В этот печальный, торжественный день Озимандия держал себя в руках. И выглядел, невзирая на широкополую соломенную шляпу с бело-красно-синей лентой, европейцем. Закупщик центрального универмага, напрактиковавшийся в лицемерии, он смирил сердечную смуту, упер подбородок с черной выемкой в грудь, сдерживая бешенство. Он — пусть и на время — терял сына. Лотти расцеловала свекра. Расцеловала теток, двух недипломированных сестер, читавших Ромена Роллана и Уорика Дипинга обок с инвалидным креслом и смертным одром. Лотти, по их мнению, следовало бы тщательнее соблюдать женскую гигиену. Тетя Маша считала, что от Лотти попахивает селедкой по причине дисменореи. Не знавшей мужчин тете Маше было невдомек, что такой запах исходит от женщины, имевшей в жару близость с мужчиной. Молодая пара не упускала случая влить силы друг в друга.
Вслед за братом тетки в свою очередь сделали вид, будто целуют Лотти нецелованными губами. Лотти на радостях расплакалась. Они уезжали из Чикаго — а скучнее нет места в мире, — подальше от хмурого Озимандии, от ее колдуньи-матери, от папаши, бедного точильщика. Она вышла замуж за Зета, Зета, который был и умнее и обаятельнее всех-всех.
— Папа! До свидания! — Зет прочувствованно обнял своего твердокаменного папашу.
— Веди себя как следует. Учись. Постарайся, чтобы из тебя что-то вышло. Попадешь в передрягу — телеграфируй: пришлю деньги.
— Папа, милый, я тебя люблю. Маша, Дуня, я вас люблю, вас тоже. — Лицо Лотти раскраснелось от слез. Рыдая, она обцеловывала родственников. Затем молодые, уже махая из окна вагона провожающим, обнялись и поезд тронулся.
Когда «Пейсмейкер» отъехал, папаша Зетланд погрозил последнему вагону кулаком. Затопал ногами. Вслед Лотти, погубительнице его сына, он кричал:
— Ну погоди! Я до тебя доберусь — через пять, через десять лет, но доберусь. — Кричал: Ты, сука, п…а.

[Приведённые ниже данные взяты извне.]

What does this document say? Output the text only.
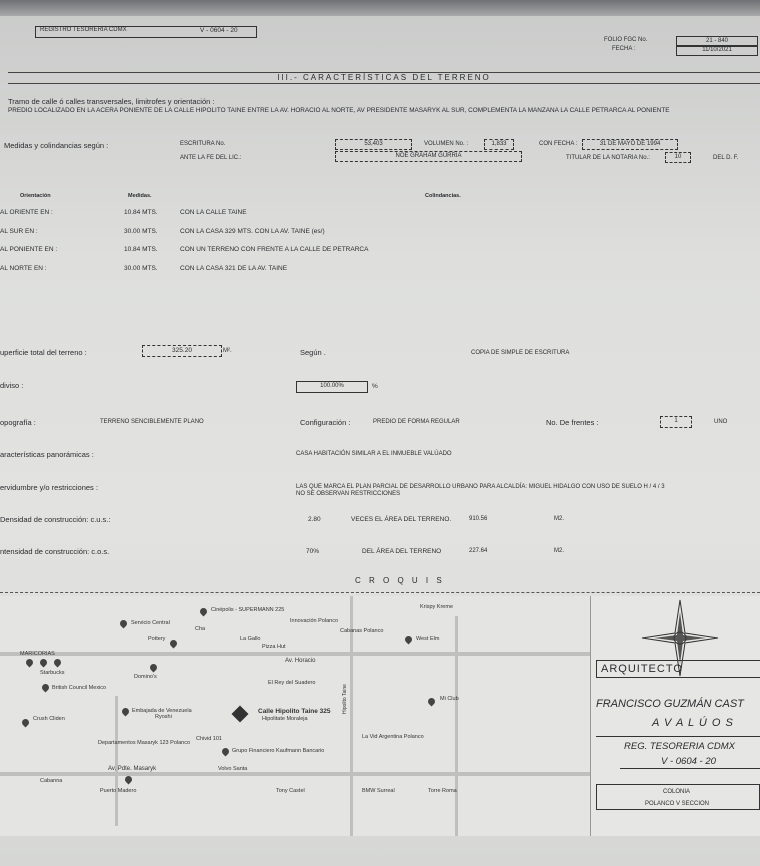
REGISTRO TESORERIA CDMX	V - 0604 - 20
FOLIO FGC No.	21 - 840
FECHA :	11/10/2021
III.- CARACTERÍSTICAS DEL TERRENO
Tramo de calle ó calles transversales, limitrofes y orientación :
PREDIO LOCALIZADO EN LA ACERA PONIENTE DE LA CALLE HIPOLITO TAINE ENTRE LA AV. HORACIO AL NORTE, AV PRESIDENTE MASARYK AL SUR, COMPLEMENTA LA MANZANA LA CALLE PETRARCA AL PONIENTE
Medidas y colindancias según :	ESCRITURA No.	53,403	VOLUMEN No. :	1,833	CON FECHA :	31 DE MAYO DE 1994
ANTE LA FE DEL LIC.:	NOE GRAHAM GURRIA	TITULAR DE LA NOTARIA No.:	10	DEL D. F.
Orientación	Medidas.	Colindancias.
AL ORIENTE EN :	10.84 MTS.	CON LA CALLE TAINE
AL SUR EN :	30.00 MTS.	CON LA CASA 329 MTS. CON LA AV. TAINE (es/)
AL PONIENTE EN :	10.84 MTS.	CON UN TERRENO CON FRENTE A LA CALLE DE PETRARCA
AL NORTE EN :	30.00 MTS.	CON LA CASA 321 DE LA AV. TAINE
uperficie total del terreno :	325.20	M².	Según .	COPIA DE SIMPLE DE ESCRITURA
diviso :	100.00%	%
opografía :	TERRENO SENCIBLEMENTE PLANO	Configuración :	PREDIO DE FORMA REGULAR	No. De frentes :	1	UNO
aracterísticas panorámicas :	CASA HABITACIÓN SIMILAR A EL INMUEBLE VALÚADO
ervidumbre y/o restricciones :	LAS QUE MARCA EL PLAN PARCIAL DE DESARROLLO URBANO PARA ALCALDÍA: MIGUEL HIDALGO CON USO DE SUELO H / 4 / 3
NO SE OBSERVAN RESTRICCIONES
Densidad de construcción: c.u.s.:	2.80	VECES EL ÁREA DEL TERRENO.	910.56	M2.
ntensidad de construcción: c.o.s.	70%	DEL ÁREA DEL TERRENO	227.64	M2.
C R O Q U I S
Av. Horacio
Av. Pdte. Masaryk
Calle Hipolito Taine 325 Hipolito Taine
Cinépolis - SUPERMANN 225
Servicio Central	Innovación Polanco
Cha	Cabanas Polanco
Pottery	La Gallo
Pizza Hut
MARICORIAS
Starbucks
Domino's
British Council Mexico
El Rey del Suadero
Embajada de Venezuela
Ryoshi	Hipolitate Moraleja
Crush Cliden
Departamentos Masaryk 123 Polanco
Chivid 101
Grupo Financiero Kaufmann Bancario
La Vid Argentina Polanco
Cabanna
Puerto Madero
Volvo Santa
Tony Castel	BMW Surreal	Torre Roma
Mi Club
Krispy Kreme
West Elm
ARQUITECTO
FRANCISCO GUZMÁN CAST
A V A L Ú O S
REG. TESORERIA CDMX
V - 0604 - 20
COLONIA
POLANCO V SECCION
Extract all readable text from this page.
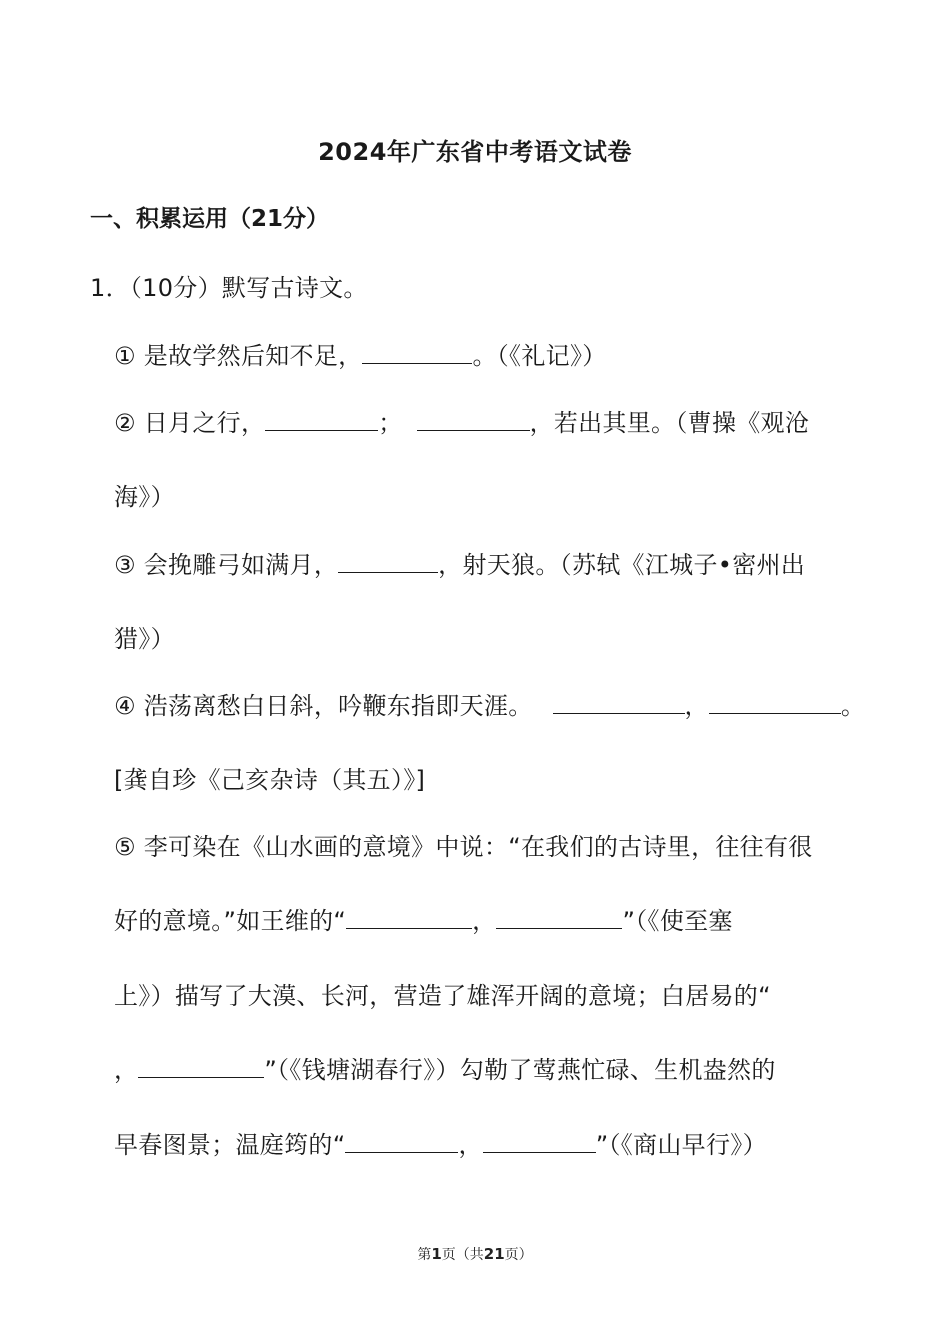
2024年广东省中考语文试卷
一、积累运用（21分）
1．（10分）默写古诗文。
① 是故学然后知不足，	。（《礼记》）
② 日月之行，	；	，若出其里。（曹操《观沧
海》）
③ 会挽雕弓如满月，	，射天狼。（苏轼《江城子•密州出
猎》）
④ 浩荡离愁白日斜，吟鞭东指即天涯。	，	。
[龚自珍《己亥杂诗（其五）》]
⑤ 李可染在《山水画的意境》中说：“在我们的古诗里，往往有很
好的意境。”如王维的“	，	”（《使至塞
上》）描写了大漠、长河，营造了雄浑开阔的意境；白居易的“
，	”（《钱塘湖春行》）勾勒了莺燕忙碌、生机盎然的
早春图景；温庭筠的“	，	”（《商山早行》）
第1页（共21页）
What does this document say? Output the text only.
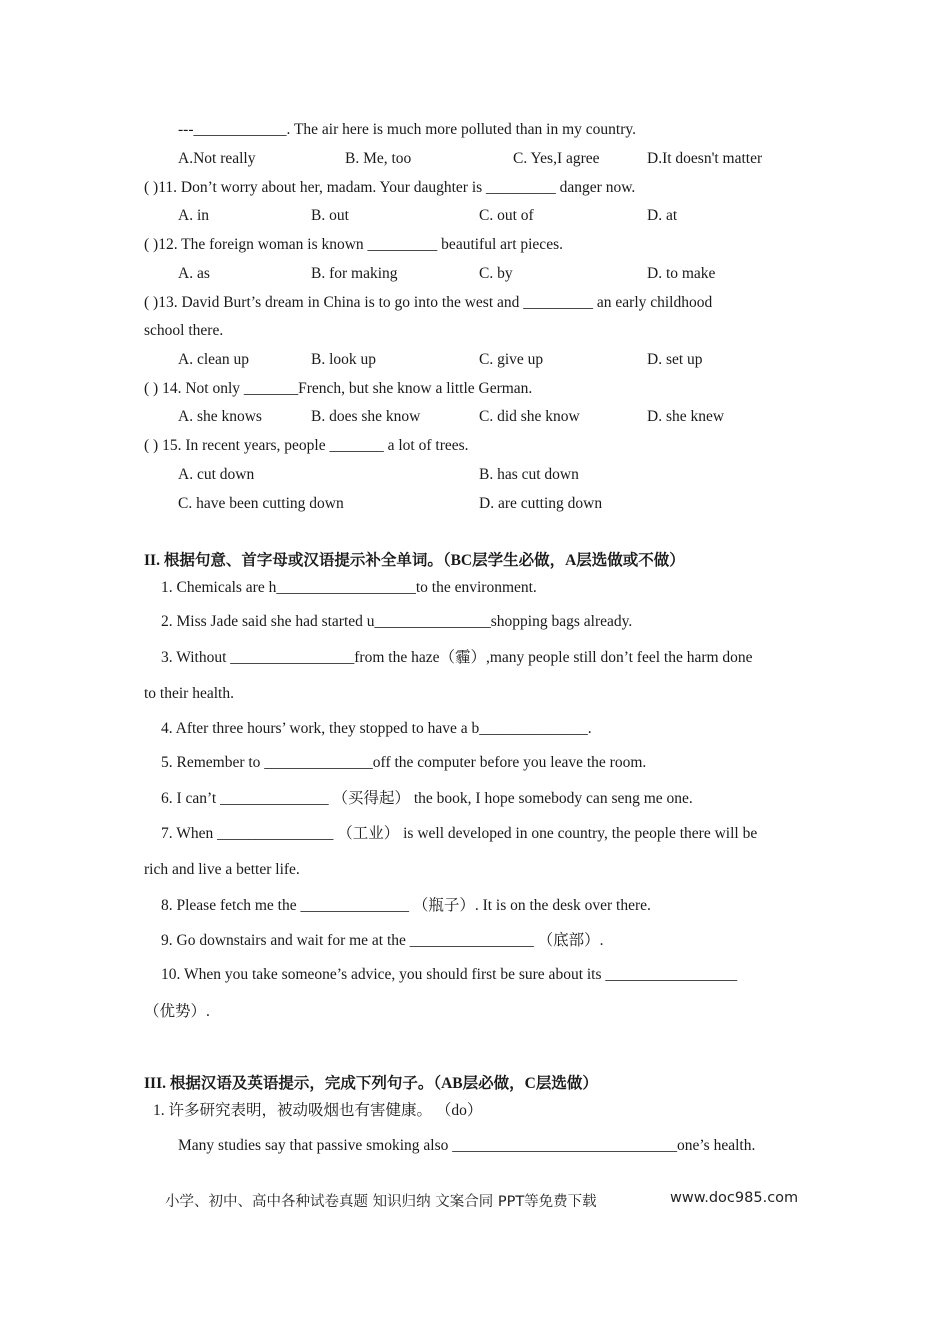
---____________. The air here is much more polluted than in my country.
A.Not really	B. Me, too	C. Yes,I agree	D.It doesn't matter
( )11. Don’t worry about her, madam. Your daughter is _________ danger now.
A. in	B. out	C. out of	D. at
( )12. The foreign woman is known _________ beautiful art pieces.
A. as	B. for making	C. by	D. to make
( )13. David Burt’s dream in China is to go into the west and _________ an early childhood
school there.
A. clean up	B. look up	C. give up	D. set up
( ) 14. Not only _______French, but she know a little German.
A. she knows	B. does she know	C. did she know	D. she knew
( ) 15. In recent years, people _______ a lot of trees.
A. cut down	B. has cut down
C. have been cutting down	D. are cutting down
II. 根据句意、首字母或汉语提示补全单词。（BC层学生必做，A层选做或不做）
1. Chemicals are h__________________to the environment.
2. Miss Jade said she had started u_______________shopping bags already.
3. Without ________________from the haze（霾）,many people still don’t feel the harm done
to their health.
4. After three hours’ work, they stopped to have a b______________.
5. Remember to ______________off the computer before you leave the room.
6. I can’t ______________ （买得起） the book, I hope somebody can seng me one.
7. When _______________ （工业） is well developed in one country, the people there will be
rich and live a better life.
8. Please fetch me the ______________ （瓶子）. It is on the desk over there.
9. Go downstairs and wait for me at the ________________ （底部）.
10. When you take someone’s advice, you should first be sure about its _________________
（优势）.
III. 根据汉语及英语提示，完成下列句子。（AB层必做，C层选做）
1. 许多研究表明，被动吸烟也有害健康。 （do）
Many studies say that passive smoking also _____________________________one’s health.
小学、初中、高中各种试卷真题 知识归纳 文案合同 PPT等免费下载	www.doc985.com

В ярости у него сильнее проступал русский акцент.
Когда «Пейсмейкер» мчал на рассвете вдоль Гудзона, у Зета и Лотти было ощущение, что они спускаются в Нью-Йорк с небес. Сначала уйма голубых ветвей, клонящихся к воде, затем розовое зарево, затем блеск тяжелого серебра реки под утренним солнцем. Они сидели в вагоне-ресторане, глаза у них слипались. Сникли после рваного сна в сидячем вагоне и были ошеломлены. Пили кофе из тяжелых, будто из мыльного камня, чашек: его разливали из оловянного — стандартной утвари Нью-Йоркской центральной железной дороги — кофейника. Они на Западе, где все лучше, все-все другое. Здесь в самом воздухе разлиты более глубокие смыслы.
В Хармоне они пересели на электричку, поезд наддал, его бег стал стремительнее, нетерпеливее. Деревья, вода, небо во всю его ширь и небо в квадрате окна — уносились уплывая, и перед ними замелькали мосты, строения и, наконец, туннель — пневматические тормоза пыхнули и дизель замедлил ход. Затянутые проволочной сеткой желтые лампочки, воздух подземелья, просачивающийся сквозь вентиляционные отдушины. Двери открылись, пассажиры, оправляя платье, вытекли из дверей вагона, получили багаж, и Зет и Лотти, беженцы из серого, зашоренного Чикаго, из Пустопорожья, доехав до 42-й улицы, бросились друг другу в объятия прямо на обочине и целовались-целовались. Они приехали в Город Мира, где каждый шаг имеет большее значение и больший резонанс, где можно, ни в чем себя не стесняя, быть самим собой и выкаблучиваться как хочешь. Ни ум, ни искусство, ни все хоть как угодно необычное, здесь не нуждается в оправдании. Здесь любой таксист тебя поймет, считал Зет.
— Милая, милая, слава Тебе, Господи! — сказал Зет. — Наконец-то мы в городе, где чувствовать себя человеком — норма.
— Ох, Зет, аминь! — сказала Лотти, трепеща и заливаясь слезами.